Barroso and Van Rompuy “strongly disapprove” Russia’s “external pressure” on Kiev because they will not reopen negotiations for a free trade area with Europe: “It would benefit everyone”
The Association Agreement with Ukraine and one for a free trade area (Deep and Comprehensive Free Trade Area, DCFTA) for the European Union are “still on the table.” The Kiev government needs only to show the “political will” of wanting to “take action and make tangible progress with respect to the conditions imposed in December 2012” with regard to the country’s reforms and above all, granting permission to transfer Yulia Tymoshenko from prison to Germany to undergo any treatment (but the former Prime Minister’s name was not specified). This is what the Presidents of the Commission and the European Council, José Manuel Barroso and Herman Van Rompuy asked in a joint statement, the day after the event in Kiev, where more than 100 thousand people took to the streets to ask their government to sign an agreement with Brussels, while President Viktor Yanukovych decided to terminate negotiations on November 21 to appease Russia.
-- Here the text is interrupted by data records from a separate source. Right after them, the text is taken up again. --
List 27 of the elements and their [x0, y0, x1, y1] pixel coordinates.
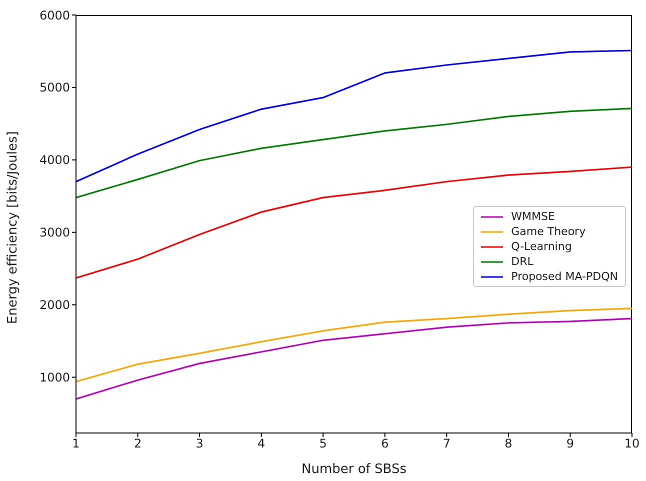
x-tick-label: 2 [134, 436, 142, 451]
x-tick-label: 4 [258, 436, 266, 451]
x-axis-title: Number of SBSs [302, 462, 407, 477]
line-series [76, 50, 632, 182]
x-tick-label: 7 [442, 436, 450, 451]
x-tick-label: 6 [381, 436, 389, 451]
legend-label: Q-Learning [511, 239, 572, 254]
x-tick-label: 9 [566, 436, 574, 451]
y-tick-label: 2000 [39, 298, 70, 312]
y-axis-title: Energy efficiency [bits/Joules] [6, 131, 21, 324]
y-tick-label: 5000 [39, 80, 70, 95]
x-tick-label: 1 [72, 436, 80, 451]
legend-label: Game Theory [511, 224, 586, 239]
legend-label: Proposed MA-PDQN [511, 269, 618, 284]
legend-label: DRL [511, 254, 534, 269]
x-tick-label: 5 [319, 436, 327, 451]
y-tick-label: 3000 [39, 226, 70, 240]
y-tick-label: 4000 [39, 153, 70, 168]
line-series [76, 318, 632, 400]
x-tick-label: 3 [196, 436, 204, 451]
line-series [76, 108, 632, 198]
x-tick-label: 10 [624, 436, 640, 451]
y-tick-label: 6000 [39, 8, 70, 22]
y-tick-label: 1000 [39, 370, 70, 384]
line-series [76, 308, 632, 382]
x-tick-label: 8 [504, 436, 512, 451]
legend-label: WMMSE [511, 209, 555, 224]
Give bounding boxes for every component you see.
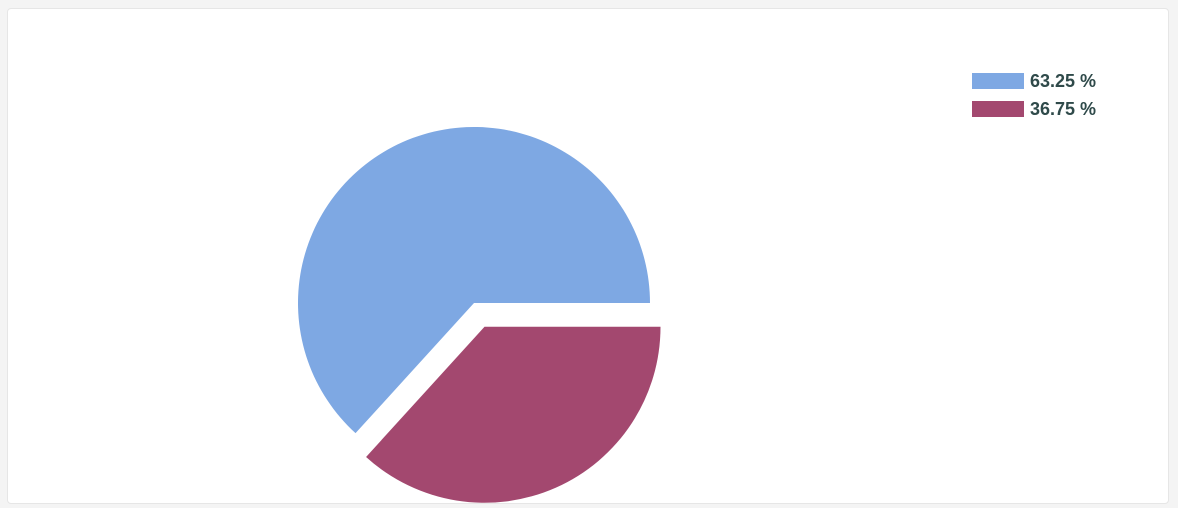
chart-card: 63.25 % 36.75 % <box>7 8 1169 504</box>
pie-slice-0 <box>298 126 650 434</box>
legend: 63.25 % 36.75 % <box>972 67 1096 123</box>
legend-label-0: 63.25 % <box>1030 70 1097 91</box>
legend-item-0: 63.25 % <box>972 67 1096 95</box>
pie-slice-1 <box>366 326 661 503</box>
legend-swatch-0 <box>972 73 1024 89</box>
legend-item-1: 36.75 % <box>972 95 1096 123</box>
legend-swatch-1 <box>972 101 1024 117</box>
pie-chart <box>298 126 661 503</box>
legend-label-1: 36.75 % <box>1030 98 1097 119</box>
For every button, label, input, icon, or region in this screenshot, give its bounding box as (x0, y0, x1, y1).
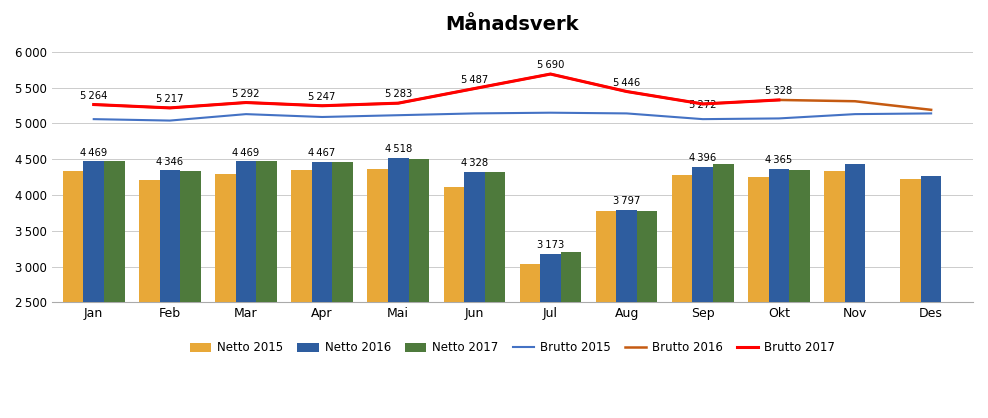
Bar (464, 171, 485, 418)
Bar (256, 161, 277, 418)
Bar (332, 162, 353, 418)
Bar (900, 178, 921, 418)
Bar (748, 177, 769, 418)
Bar (388, 158, 408, 418)
Text: 4 346: 4 346 (156, 156, 184, 166)
Bar (236, 161, 256, 418)
Text: 5 446: 5 446 (613, 78, 640, 87)
Text: 5 487: 5 487 (460, 75, 488, 84)
Bar (160, 170, 180, 418)
Text: 5 217: 5 217 (156, 94, 184, 104)
Text: 5 247: 5 247 (308, 92, 336, 102)
Title: Månadsverk: Månadsverk (446, 15, 579, 34)
Bar (485, 173, 505, 418)
Bar (596, 212, 617, 418)
Text: 4 396: 4 396 (689, 153, 716, 163)
Text: 4 328: 4 328 (460, 158, 488, 168)
Bar (83, 161, 104, 418)
Bar (769, 169, 789, 418)
Bar (824, 171, 845, 418)
Bar (789, 170, 810, 418)
Bar (845, 163, 865, 418)
Text: 3 797: 3 797 (613, 196, 640, 206)
Text: 5 690: 5 690 (536, 60, 564, 70)
Text: 5 264: 5 264 (80, 91, 108, 101)
Bar (520, 265, 540, 418)
Bar (561, 252, 581, 418)
Text: 5 292: 5 292 (232, 89, 260, 99)
Bar (215, 173, 236, 418)
Text: 4 469: 4 469 (232, 148, 260, 158)
Bar (693, 167, 713, 418)
Text: 5 328: 5 328 (766, 86, 792, 96)
Bar (444, 187, 464, 418)
Bar (637, 211, 657, 418)
Text: 5 272: 5 272 (689, 100, 716, 110)
Bar (104, 161, 124, 418)
Bar (408, 159, 429, 418)
Text: 4 469: 4 469 (80, 148, 108, 158)
Bar (291, 170, 312, 418)
Bar (713, 164, 733, 418)
Bar (540, 254, 561, 418)
Bar (368, 169, 388, 418)
Bar (312, 162, 332, 418)
Text: 5 283: 5 283 (384, 89, 412, 99)
Text: 4 467: 4 467 (308, 148, 336, 158)
Bar (617, 209, 637, 418)
Legend: Netto 2015, Netto 2016, Netto 2017, Brutto 2015, Brutto 2016, Brutto 2017: Netto 2015, Netto 2016, Netto 2017, Brut… (186, 337, 840, 359)
Bar (921, 176, 942, 418)
Bar (63, 171, 83, 418)
Text: 4 365: 4 365 (766, 155, 792, 165)
Bar (672, 175, 693, 418)
Bar (180, 171, 201, 418)
Bar (139, 180, 160, 418)
Text: 4 518: 4 518 (384, 144, 412, 154)
Text: 3 173: 3 173 (536, 240, 564, 250)
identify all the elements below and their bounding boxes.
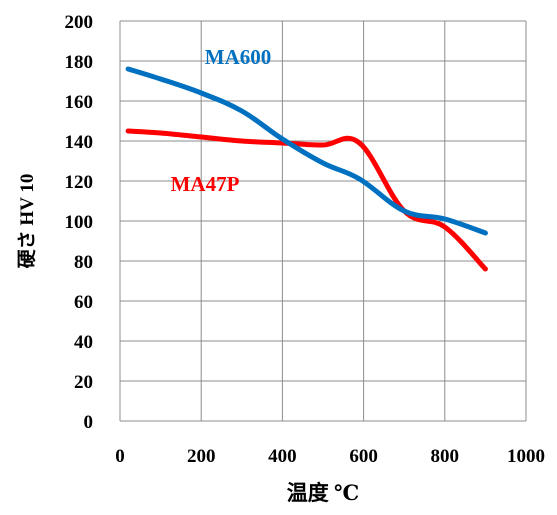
x-tick-label: 800 — [431, 446, 460, 467]
series-line-ma47p — [125, 128, 488, 272]
y-tick-labels: 0 20 40 60 80 100 120 140 160 180 200 — [65, 12, 94, 433]
series-label-ma600: MA600 — [205, 45, 272, 69]
series-line-ma600 — [125, 66, 488, 236]
y-tick-label: 140 — [65, 132, 94, 153]
gridlines — [119, 20, 527, 422]
y-tick-label: 160 — [65, 92, 94, 113]
x-tick-labels: 0 200 400 600 800 1000 — [115, 446, 545, 467]
x-tick-label: 0 — [115, 446, 125, 467]
x-tick-label: 400 — [268, 446, 297, 467]
x-tick-label: 200 — [187, 446, 216, 467]
y-tick-label: 60 — [74, 292, 93, 313]
y-tick-label: 20 — [74, 372, 93, 393]
y-tick-label: 180 — [65, 52, 94, 73]
y-tick-label: 100 — [65, 212, 94, 233]
series-label-ma47p: MA47P — [171, 172, 240, 196]
y-tick-label: 0 — [84, 412, 94, 433]
y-tick-label: 200 — [65, 12, 94, 33]
y-axis-title: 硬さ HV 10 — [16, 174, 38, 269]
y-tick-label: 120 — [65, 172, 94, 193]
series-lines — [125, 66, 488, 272]
series-labels: MA600 MA47P — [171, 45, 272, 196]
x-tick-label: 1000 — [507, 446, 545, 467]
x-tick-label: 600 — [349, 446, 378, 467]
x-axis-title: 温度 ℃ — [287, 481, 359, 505]
y-tick-label: 80 — [74, 252, 93, 273]
y-tick-label: 40 — [74, 332, 93, 353]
“Despite being aware of the external pressure that Ukraine is experiencing – write the presidents, referring to Moscow – we believe the short-term considerations should not allow the long-term benefits this collaboration would bring to be overlooked.” “We strongly disapprove of the Russian position and their actions in this regard,” they added referring to President Vladimir Putin’s threats to strangle the Ukrainian economy in the event that the country tightened free trade agreements with Europe.
For Barroso and Van Rompuy “closer relations with the European Union should not be at the expense of relations between our eastern partners and their other neighbors, such as Russia,” but rather “the Eastern Partnership is designed as a win-win relationship in which we all stand to gain. ” For this reason the EU “continues to be ready to clarify to the Russian Federation the mutually beneficial impact of increased trade and trade with our neighbors, in full respect of the sovereignty and independence of our eastern partners.”
To do that Brussels is ready to kick off “bilateral negotiations” with Moscow. This is what Peter Stano, spokesman for the Enlargement Commissioner Štefan Füle, told the Ukrainian 1 +1 TV. “If Ukraine’s neighbors have any questions, we are ready to set them on a bilateral basis.”